A esto se suma un requerimiento de inhabilidad presentado por la Constructora San Sebastián ante la Contraloría, que busca declarar a Poduje inhábil para intervenir en cualquier proceso relacionado con la empresa, por carecer de objetividad e imparcialidad. La empresa argumenta que, antes de ser ministro, Poduje, en su calidad de director de la consultora Atisba, elaboró informes técnicos sobre la reconstrucción de Viña del Mar en los que ya anticipaba su posición contraria a las empresas.

El contexto: un gobierno que se desangra en sus propias contradicciones

El caso El Olivar no es un hecho aislado. Se inscribe en una ofensiva más amplia del gobierno de José Antonio Kast contra los derechos de los trabajadores y las empresas que no se pliegan a sus designios. Mientras el Ejecutivo impulsa recortes en salud, vivienda y desarrollo social, sus propios ministros son acusados de utilizar el aparato estatal para perseguir a empresas y enriquecer a sus aliados.

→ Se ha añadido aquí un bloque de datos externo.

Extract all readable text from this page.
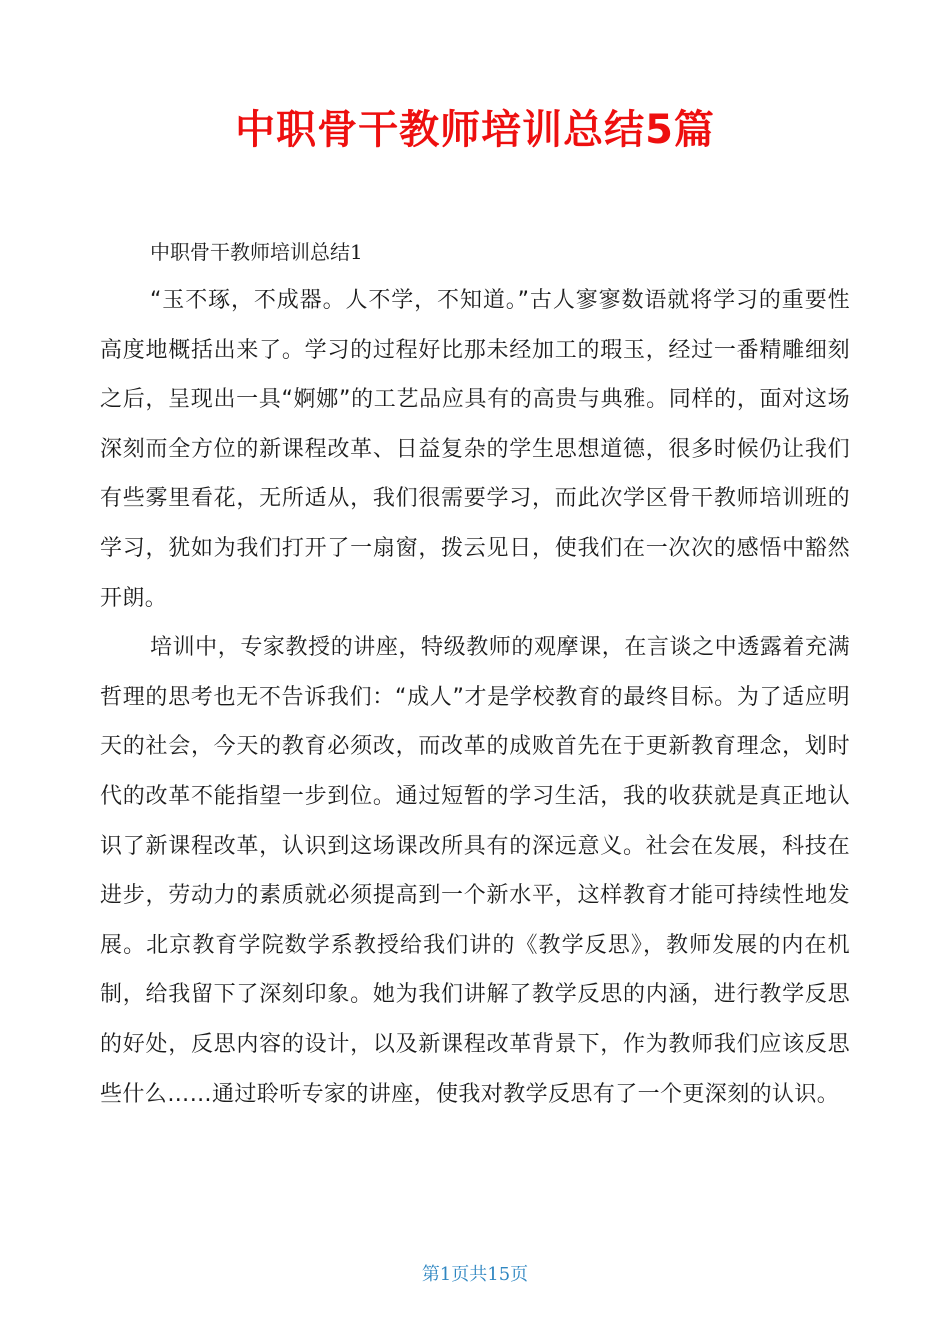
中职骨干教师培训总结5篇

中职骨干教师培训总结1

“玉不琢，不成器。人不学，不知道。”古人寥寥数语就将学习的重要性高度地概括出来了。学习的过程好比那未经加工的瑕玉，经过一番精雕细刻之后，呈现出一具“婀娜”的工艺品应具有的高贵与典雅。同样的，面对这场深刻而全方位的新课程改革、日益复杂的学生思想道德，很多时候仍让我们有些雾里看花，无所适从，我们很需要学习，而此次学区骨干教师培训班的学习，犹如为我们打开了一扇窗，拨云见日，使我们在一次次的感悟中豁然开朗。

培训中，专家教授的讲座，特级教师的观摩课，在言谈之中透露着充满哲理的思考也无不告诉我们：“成人”才是学校教育的最终目标。为了适应明天的社会，今天的教育必须改，而改革的成败首先在于更新教育理念，划时代的改革不能指望一步到位。通过短暂的学习生活，我的收获就是真正地认识了新课程改革，认识到这场课改所具有的深远意义。社会在发展，科技在进步，劳动力的素质就必须提高到一个新水平，这样教育才能可持续性地发展。北京教育学院数学系教授给我们讲的《教学反思》，教师发展的内在机制，给我留下了深刻印象。她为我们讲解了教学反思的内涵，进行教学反思的好处，反思内容的设计，以及新课程改革背景下，作为教师我们应该反思些什么……通过聆听专家的讲座，使我对教学反思有了一个更深刻的认识。

第1页共15页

El ministro Poduje ha respondido a las acusaciones calificando a los querellantes de “sinvergüenzas” y asegurando que el Ministerio presentó cuatro querellas contra la Constructora San Sebastián por fraude al fisco, estafa y negociación incompatible. Sin embargo, su defensa no ha logrado frenar la avalancha judicial: ya son 10 recursos de protección los que se tramitan en la Corte de Apelaciones de Valparaíso, presentados por las empresas y por las propias familias damnificadas.

La función de clase de la impunidad

Desde una perspectiva marxista, el caso Poduje no es una anomalía del sistema judicial, sino su expresión más pura. La ley, en el Chile del capitalismo neoliberal, no es un ente neutral, sino un instrumento de dominación al servicio de la clase dominante. El mismo sistema que persigue con saña a los pobladores por una toma de terreno, que encarcela a los jóvenes de los barrios populares por delitos menores, es el que protege a los ministros acusados de delitos graves con el blindaje de la institucionalidad.

Mientras los de abajo son condenados con todo el peso de la ley, los de arriba disfrutan de un estatuto de excepción que les permite dilatar procesos, destruir pruebas y, en última instancia, salir impunes. La querella contra Poduje, tanto la de Social Arquitectura como la de Luis Mariano Rendón, es un recordatorio de que la justicia, en el Chile de los patrones, es un lujo para los ricos y un castigo para los pobres. La clase trabajadora no debe dejarse engañar por el espectáculo de la “mano dura” contra la corrupción. La verdadera corrupción no está en los informes falsos de El Olivar, sino en un sistema que blinda a los poderosos y criminaliza a los de abajo.